Excerpted from Toronto Star article by Sarah-Joyce Battersby, Published May 31 2016.
Standing in a darkened theatre on a sunny day, Harold Dougall turned from the bar and drew his imaginary bow.
Almost 50 years after leaving the Huronia Regional Centre, the 67-year-old breaks from conversation to fire arrows at its image when it’s projected above the stage, his feelings as strong now as the unforgettable day he left.
It was a theatrical expression, but Dougall feels at home on stage, he said. He’s a toastmaster and a poet. And on this day, he is one of eight former residents performing the Recounting Huronia Cabaret at Toronto’s Buddies in Bad Times theatre.
In the making for about a year, the show is part of an ongoing project based at Wilfrid Laurier University that aims to give voice to the former residents, a vital opportunity for this group, said Kate Rossiter, the project’s lead investigator.
“It is a group that is so consistently left out of public discourse that you almost never hear these stories,” she said. “I think that’s why people are shocked when they hear this stuff, because it’s not known histories.”
Some of the histories on display in the cabaret include a tribute in song to survivors, an explanation of punishment by floor cleaning, and a sketch that casts former resident Carrie Ann Ford in the role of her tormentor.
The skit sees Ford on stage, screaming at her friend Pat Seth, playing the role of a young Ford.
“Bug eyes,” Ford hollers before forcing Seth onto the floor to “dig worms,” a popular punishment that required the children to lay face down on the floor with their hands clasped behind their backs.
“It was like I was living in hell. Up there just brought back the flashes,” Ford said after the show.
Ford, Dougall, and their fellow performers lived at the Orillia, Ont. institution, opened in 1876 as the Asylum for Idiots, during their childhoods.
Since its closure in 2009, former residents settled a class-action lawsuit alleging abuse and neglect against the province for $35 million.

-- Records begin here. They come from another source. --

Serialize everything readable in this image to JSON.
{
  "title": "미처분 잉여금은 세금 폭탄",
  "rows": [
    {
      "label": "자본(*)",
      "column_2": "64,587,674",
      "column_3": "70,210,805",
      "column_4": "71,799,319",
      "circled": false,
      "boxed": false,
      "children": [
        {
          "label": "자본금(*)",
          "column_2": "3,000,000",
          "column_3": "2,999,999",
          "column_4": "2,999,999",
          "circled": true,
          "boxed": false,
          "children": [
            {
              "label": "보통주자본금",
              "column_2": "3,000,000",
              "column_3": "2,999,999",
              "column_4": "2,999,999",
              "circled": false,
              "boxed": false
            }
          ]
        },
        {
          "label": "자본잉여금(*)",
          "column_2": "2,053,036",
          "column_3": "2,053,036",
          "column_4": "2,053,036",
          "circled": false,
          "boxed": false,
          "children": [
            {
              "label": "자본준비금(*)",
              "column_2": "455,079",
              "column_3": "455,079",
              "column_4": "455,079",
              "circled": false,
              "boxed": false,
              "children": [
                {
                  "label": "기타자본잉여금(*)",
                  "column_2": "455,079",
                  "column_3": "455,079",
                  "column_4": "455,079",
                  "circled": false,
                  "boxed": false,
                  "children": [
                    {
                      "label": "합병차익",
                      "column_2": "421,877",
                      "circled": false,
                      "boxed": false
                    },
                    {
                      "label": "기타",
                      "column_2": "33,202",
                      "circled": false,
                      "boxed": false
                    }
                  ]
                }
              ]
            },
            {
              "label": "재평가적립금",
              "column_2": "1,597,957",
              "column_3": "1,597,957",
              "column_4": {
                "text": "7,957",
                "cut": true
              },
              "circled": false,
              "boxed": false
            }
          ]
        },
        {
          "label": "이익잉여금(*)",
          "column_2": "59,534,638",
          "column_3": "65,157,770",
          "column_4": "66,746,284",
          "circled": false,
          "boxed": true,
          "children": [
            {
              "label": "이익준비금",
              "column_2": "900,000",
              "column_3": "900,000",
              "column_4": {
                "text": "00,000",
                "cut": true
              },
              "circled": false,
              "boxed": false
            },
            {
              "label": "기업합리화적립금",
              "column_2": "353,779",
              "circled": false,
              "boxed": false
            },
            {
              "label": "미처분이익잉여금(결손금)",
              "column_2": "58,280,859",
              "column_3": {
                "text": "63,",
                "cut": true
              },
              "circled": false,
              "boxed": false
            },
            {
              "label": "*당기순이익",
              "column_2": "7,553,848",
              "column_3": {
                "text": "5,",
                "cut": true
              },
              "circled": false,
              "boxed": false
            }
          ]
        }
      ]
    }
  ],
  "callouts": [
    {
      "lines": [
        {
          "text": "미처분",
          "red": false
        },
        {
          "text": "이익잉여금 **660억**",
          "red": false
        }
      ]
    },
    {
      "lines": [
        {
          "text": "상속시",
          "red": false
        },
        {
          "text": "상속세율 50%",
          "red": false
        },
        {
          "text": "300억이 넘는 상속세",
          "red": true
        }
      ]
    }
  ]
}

Despite the subject matter, moments of levity did break out. In rehearsal, Seth collapsed into laughter as Ford berated her in character, the bonds of decades of friendship for a moment holding stronger than the deep-rooted memories.
Again in rehearsal, Antoinette Scharlebois, beaming after a last-minute request from her half-sister Marie Slark to join in an interpretive dance number, received gentle direction from Rossiter off-stage: “We’re keeping it serious.”
“I really enjoyed it,” Scharlebois said after the show. The stories can be upsetting, she admitted. “But I know it’s true.”
Bev Houston found the show hard to watch, as her husband David told the story of his escape from the centre and her daughter, Jessie, 26, performed a song for her dad.
“To actually see everybody up there, and say it to the world. It’s hard. But I’m glad they did,” Houston said.
Some may associate cabaret with ribaldry, but Alex Tigchelaar, a cabaret artist and research assistant on the project, says it has always been primarily a space for marginalized groups to share their stories and carve out space in the public discourse.
“It is a space for people who are outsiders. It has always been,” said Tigchelaar, who founded and performs with The Scandelles burlesque group.
The form, often short sketches with few lines alongside musical and dance numbers, accommodates people with different abilities, she said.
Though this performance was limited to select friends, families, former residents, and advocates in the disability community, with another year of funding left for the project, Rossiter hopes to remount the performance for more audiences in the future.
For Slark, it’s imperative.
“Even though it’s hard, we gotta share it,” she said. “So that the people in the community will be mindful and make sure that they don’t do that to people with disabilities ever again.”